Creating the embedded Python interpreter is straightforward.

<<create embedded python interpreter>> =

py::scoped_interpreter interp;

Next we prepare the Python scope in which we're going to evaluate the Python script. Since module __main__ is apparently already built into the interpreter, we'll just use that as our default scope.

<<set up python scope>> =

auto const py_main = py::module::import("__main__");
auto const py_FpgaConfig = py_class_FpgaConfig(py_main);

Defining the Python wrapper for the C++ FPGA configuration buffer was actually the most intricate part and it took me a while to figure this out. The configuration data1 controls the entire DAQ subsystem of up to 15 FPGAs and consists, broadly speaking, of an array of 1024 32-bit "dwords". These are the data that we'd like to access and manipulate from a Python script.

<<define fpga config python wrapper>> =

using dword = std::uint32_t;  // legacy

std::array<dword, 1024> g_fpga_config;

In order to avoid copying around 4 KiB blocks all over the place we implement the Buffer Protocol for our wrapper to directly expose C++ memory to Python. We can then create memoryviews for efficient, zero-copy access to the underlying buffer as appropriate. For ease of use we also provide basic implementations of the __len__(), __getitem__(), and __setitem__() special methods, supporting only integer arguments but not slices.

<<define fpga config python wrapper>> +=

struct fpga_config_view
   {
   dword *dwords;
   std::size_t n;
   };

std::ostream &
operator<<(std::ostream &lhs, fpga_config_view const &rhs)
   {
   return lhs << "fpga_config_view@" << &rhs << "{dwords=@" << rhs.dwords << ", n=" << rhs.n << '}';
   }

py::object
py_class_FpgaConfig(py::module const m)
   {
   return
     py::class_<fpga_config_view>(m, "FpgaConfig", py::buffer_protocol())
       .def(py::init<fpga_config_view>())
       .def("__len__", [](fpga_config_view const &cfg)
	  {
	  return cfg.n;
	  })
       .def("__getitem__", [](fpga_config_view const &cfg, std::size_t const i)
	  {
	  if (i < cfg.n)
	     return cfg.dwords[i];

	  throw py::index_error();
	  })
       .def("__setitem__", [](fpga_config_view &cfg, std::size_t const i, dword const val)
	  {
	  if (i < cfg.n)
	     cfg.dwords[i] = val;
	  else
	     throw py::index_error();
	  })
       .def_buffer([](fpga_config_view &cfg)
	  {
	  return py::buffer_info(cfg.dwords, static_cast<ssize_t>(cfg.n));
	  })
       .def("__str__", [](fpga_config_view const &cfg)
	  {
	  std::ostringstream ss;
	  ss << "FpgaConfig" << '{' << cfg << '}';
	  return ss.str();
	  });
   }

Now we are ready to actually evaluate a Python script.
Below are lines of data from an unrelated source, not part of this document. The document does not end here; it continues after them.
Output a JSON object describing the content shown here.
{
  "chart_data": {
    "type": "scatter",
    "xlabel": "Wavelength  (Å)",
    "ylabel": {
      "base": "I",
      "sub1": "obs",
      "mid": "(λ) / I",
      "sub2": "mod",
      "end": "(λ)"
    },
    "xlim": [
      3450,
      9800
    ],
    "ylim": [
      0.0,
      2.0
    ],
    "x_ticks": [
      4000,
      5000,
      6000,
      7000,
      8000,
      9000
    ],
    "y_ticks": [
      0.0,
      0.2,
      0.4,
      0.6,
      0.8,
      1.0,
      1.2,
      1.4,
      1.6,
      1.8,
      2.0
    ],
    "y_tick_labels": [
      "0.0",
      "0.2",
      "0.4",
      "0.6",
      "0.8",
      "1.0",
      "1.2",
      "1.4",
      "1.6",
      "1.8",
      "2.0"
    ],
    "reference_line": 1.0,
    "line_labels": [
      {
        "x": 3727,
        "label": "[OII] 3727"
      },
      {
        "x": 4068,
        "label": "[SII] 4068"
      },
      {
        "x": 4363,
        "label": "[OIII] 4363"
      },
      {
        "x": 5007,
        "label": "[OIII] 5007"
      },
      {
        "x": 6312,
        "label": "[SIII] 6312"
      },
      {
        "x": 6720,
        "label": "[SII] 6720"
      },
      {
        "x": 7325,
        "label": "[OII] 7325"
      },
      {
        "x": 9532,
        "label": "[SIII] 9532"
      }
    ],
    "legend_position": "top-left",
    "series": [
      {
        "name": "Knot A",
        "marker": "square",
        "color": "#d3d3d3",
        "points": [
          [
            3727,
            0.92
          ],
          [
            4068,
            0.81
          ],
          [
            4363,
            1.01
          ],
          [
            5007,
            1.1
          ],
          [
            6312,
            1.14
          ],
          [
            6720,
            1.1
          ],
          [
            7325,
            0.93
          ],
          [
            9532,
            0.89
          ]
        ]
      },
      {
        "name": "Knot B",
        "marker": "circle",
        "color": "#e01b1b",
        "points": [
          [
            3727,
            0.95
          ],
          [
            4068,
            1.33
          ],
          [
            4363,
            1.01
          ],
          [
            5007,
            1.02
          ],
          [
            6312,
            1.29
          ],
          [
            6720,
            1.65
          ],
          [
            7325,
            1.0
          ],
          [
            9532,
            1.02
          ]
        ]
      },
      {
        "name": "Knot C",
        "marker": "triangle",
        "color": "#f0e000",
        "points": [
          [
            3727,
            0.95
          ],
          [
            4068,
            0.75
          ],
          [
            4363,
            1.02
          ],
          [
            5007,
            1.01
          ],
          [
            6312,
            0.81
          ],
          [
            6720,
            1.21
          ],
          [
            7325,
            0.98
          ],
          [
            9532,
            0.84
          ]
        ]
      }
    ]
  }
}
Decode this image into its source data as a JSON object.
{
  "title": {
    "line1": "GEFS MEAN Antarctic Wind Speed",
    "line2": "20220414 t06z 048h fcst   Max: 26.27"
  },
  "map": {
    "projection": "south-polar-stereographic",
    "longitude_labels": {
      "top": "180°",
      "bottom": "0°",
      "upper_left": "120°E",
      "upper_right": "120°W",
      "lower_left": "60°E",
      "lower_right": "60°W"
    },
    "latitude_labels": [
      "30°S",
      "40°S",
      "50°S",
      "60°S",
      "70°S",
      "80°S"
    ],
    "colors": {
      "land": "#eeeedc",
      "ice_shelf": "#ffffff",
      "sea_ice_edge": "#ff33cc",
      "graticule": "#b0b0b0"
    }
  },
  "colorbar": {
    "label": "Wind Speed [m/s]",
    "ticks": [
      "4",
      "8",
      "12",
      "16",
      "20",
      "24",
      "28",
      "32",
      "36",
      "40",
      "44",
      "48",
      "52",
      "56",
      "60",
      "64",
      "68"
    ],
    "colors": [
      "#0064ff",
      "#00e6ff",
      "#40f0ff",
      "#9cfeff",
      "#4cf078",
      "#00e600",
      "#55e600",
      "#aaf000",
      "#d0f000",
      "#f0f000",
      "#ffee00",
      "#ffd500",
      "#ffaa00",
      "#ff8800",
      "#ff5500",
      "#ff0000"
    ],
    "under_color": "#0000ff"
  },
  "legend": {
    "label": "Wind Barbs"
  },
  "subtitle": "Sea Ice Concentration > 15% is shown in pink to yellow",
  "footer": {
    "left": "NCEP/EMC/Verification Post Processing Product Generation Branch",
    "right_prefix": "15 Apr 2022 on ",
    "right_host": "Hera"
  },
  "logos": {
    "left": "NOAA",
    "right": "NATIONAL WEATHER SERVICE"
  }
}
Note that it is possible for the script to use the FpgaConfig type already during evaluation.

<<evaluate python script>> =

py::eval_file("cppydemo.py", py_main.attr("__dict__"));

The script is supposed to define a process_fpga_config function with a single parameter (assuming type FpgaConfig):

def process_fpga_config(cfg):
    print(cfg)
    ...

The final step is then to retrieve a handle to that function and call it with a view of our FPGA configuration buffer.
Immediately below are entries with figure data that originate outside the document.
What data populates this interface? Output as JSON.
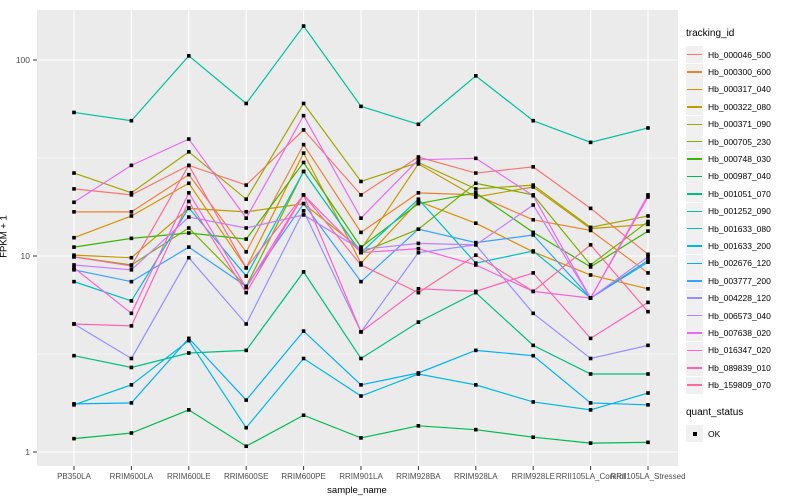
{
  "chart_data": {
    "type": "line",
    "title": "",
    "xlabel": "sample_name",
    "ylabel": "FPKM + 1",
    "y_scale": "log10",
    "y_ticks": [
      "1",
      "10",
      "100"
    ],
    "ylim": [
      0.85,
      180
    ],
    "grid": true,
    "legend_position": "right",
    "point_shape": "square",
    "point_color": "#000000",
    "categories": [
      "PB350LA",
      "RRIM600LA",
      "RRIM600LE",
      "RRIM600SE",
      "RRIM600PE",
      "RRIM901LA",
      "RRIM928BA",
      "RRIM928LA",
      "RRIM928LE",
      "RRII105LA_Control",
      "RRII105LA_Stressed"
    ],
    "legend": {
      "color_title": "tracking_id",
      "shape_title": "quant_status",
      "shape_items": [
        {
          "label": "OK",
          "shape": "square",
          "color": "#000000"
        }
      ]
    },
    "series": [
      {
        "name": "Hb_000046_500",
        "color": "#F8766D",
        "values": [
          22,
          20.5,
          29,
          23,
          44,
          20.5,
          32,
          26.5,
          28.5,
          17.5,
          10.2
        ]
      },
      {
        "name": "Hb_000300_600",
        "color": "#EA8331",
        "values": [
          16.8,
          16.8,
          26,
          10.5,
          37,
          13.2,
          21,
          20.5,
          15.3,
          13.5,
          8.2
        ]
      },
      {
        "name": "Hb_000317_040",
        "color": "#D89000",
        "values": [
          12.4,
          16,
          23.5,
          8.7,
          33.5,
          9.2,
          19,
          14.7,
          10.5,
          8.0,
          6.8
        ]
      },
      {
        "name": "Hb_000322_080",
        "color": "#C09B00",
        "values": [
          10.1,
          9.8,
          17.5,
          16.8,
          18.5,
          10.8,
          29.5,
          20,
          22.5,
          13.8,
          14.5
        ]
      },
      {
        "name": "Hb_000371_090",
        "color": "#A3A500",
        "values": [
          26.5,
          21,
          34,
          19.5,
          60,
          24,
          30,
          22,
          23,
          14,
          16
        ]
      },
      {
        "name": "Hb_000705_230",
        "color": "#7CAE00",
        "values": [
          9.9,
          9.0,
          13.9,
          7.0,
          27,
          10.4,
          13.7,
          23.5,
          20.5,
          9.0,
          15
        ]
      },
      {
        "name": "Hb_000748_030",
        "color": "#39B600",
        "values": [
          11.1,
          12.3,
          13.1,
          12.2,
          30,
          11.1,
          18.5,
          21,
          13.2,
          8.8,
          13.4
        ]
      },
      {
        "name": "Hb_000987_040",
        "color": "#00BB4E",
        "values": [
          1.17,
          1.25,
          1.64,
          1.07,
          1.54,
          1.18,
          1.36,
          1.3,
          1.19,
          1.11,
          1.12
        ]
      },
      {
        "name": "Hb_001051_070",
        "color": "#00BF7D",
        "values": [
          3.1,
          2.7,
          3.2,
          3.3,
          8.3,
          3.0,
          4.6,
          6.5,
          3.5,
          2.5,
          2.5
        ]
      },
      {
        "name": "Hb_001252_090",
        "color": "#00C1A3",
        "values": [
          54,
          49,
          105,
          60,
          149,
          58,
          47,
          83,
          49,
          38,
          45
        ]
      },
      {
        "name": "Hb_001633_080",
        "color": "#00BFC4",
        "values": [
          7.4,
          5.9,
          17.6,
          7.9,
          27,
          10.4,
          19.5,
          9.2,
          10.6,
          6.1,
          9.5
        ]
      },
      {
        "name": "Hb_001633_200",
        "color": "#00BADE",
        "values": [
          1.74,
          2.2,
          3.7,
          1.33,
          3.0,
          1.93,
          2.5,
          2.2,
          1.8,
          1.64,
          2.0
        ]
      },
      {
        "name": "Hb_002676_120",
        "color": "#00B0F6",
        "values": [
          1.76,
          1.78,
          3.8,
          1.84,
          4.14,
          2.2,
          2.53,
          3.3,
          3.1,
          1.78,
          1.74
        ]
      },
      {
        "name": "Hb_003777_200",
        "color": "#35A2FF",
        "values": [
          8.5,
          7.4,
          11.1,
          7.0,
          18.5,
          7.4,
          13.7,
          11.7,
          12.8,
          6.1,
          9.3
        ]
      },
      {
        "name": "Hb_004228_120",
        "color": "#9590FF",
        "values": [
          4.5,
          3.0,
          9.8,
          4.5,
          17,
          4.1,
          10.4,
          11.4,
          5.1,
          3.0,
          3.5
        ]
      },
      {
        "name": "Hb_006573_040",
        "color": "#C77CFF",
        "values": [
          9.0,
          8.5,
          15.8,
          13.9,
          16.2,
          10.8,
          11.6,
          11.4,
          18.2,
          6.1,
          9.9
        ]
      },
      {
        "name": "Hb_007638_020",
        "color": "#E76BF3",
        "values": [
          18.8,
          29,
          39.5,
          15.6,
          52,
          15.6,
          31,
          31.5,
          20.3,
          6.1,
          20.5
        ]
      },
      {
        "name": "Hb_016347_020",
        "color": "#FA62DB",
        "values": [
          8.7,
          5.1,
          21,
          6.9,
          20.5,
          10.4,
          10.9,
          9.0,
          6.6,
          6.1,
          20
        ]
      },
      {
        "name": "Hb_089839_010",
        "color": "#FF62BC",
        "values": [
          4.5,
          4.4,
          19,
          6.5,
          20.5,
          4.1,
          6.8,
          6.6,
          8.2,
          3.8,
          5.8
        ]
      },
      {
        "name": "Hb_159809_070",
        "color": "#FF6A98",
        "values": [
          9.9,
          8.9,
          29,
          8.7,
          20.5,
          9.0,
          6.5,
          10.1,
          6.6,
          11.4,
          5.2
        ]
      }
    ]
  },
  "theme": {
    "background": "#FFFFFF",
    "panel_background": "#EBEBEB",
    "grid_color": "#FFFFFF",
    "tick_label_color": "#4D4D4D",
    "tick_mark_color": "#333333",
    "axis_title_color": "#000000",
    "legend_key_background": "#F0F0F0"
  }
}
<<call python function>> =

auto const py_process_fpga_config = py_main.attr("process_fpga_config");
auto const py_fpga_config = py_FpgaConfig(fpga_config_view{ g_fpga_config.data(), g_fpga_config.size() });
py_process_fpga_config(py_fpga_config);

And that's about all I have right now! At this point it's really just a demo, but it should hopefully give you an idea what's possible and provide a good starting point for further experimentation/exploration. You can download the "tangled" source files.

Footnotes:

1

To clarify: I'm not talking about an FPGA bitstream here, which contains the programming information for an FPGA, but about application configuration data that tells the already programmed FPGA what to do.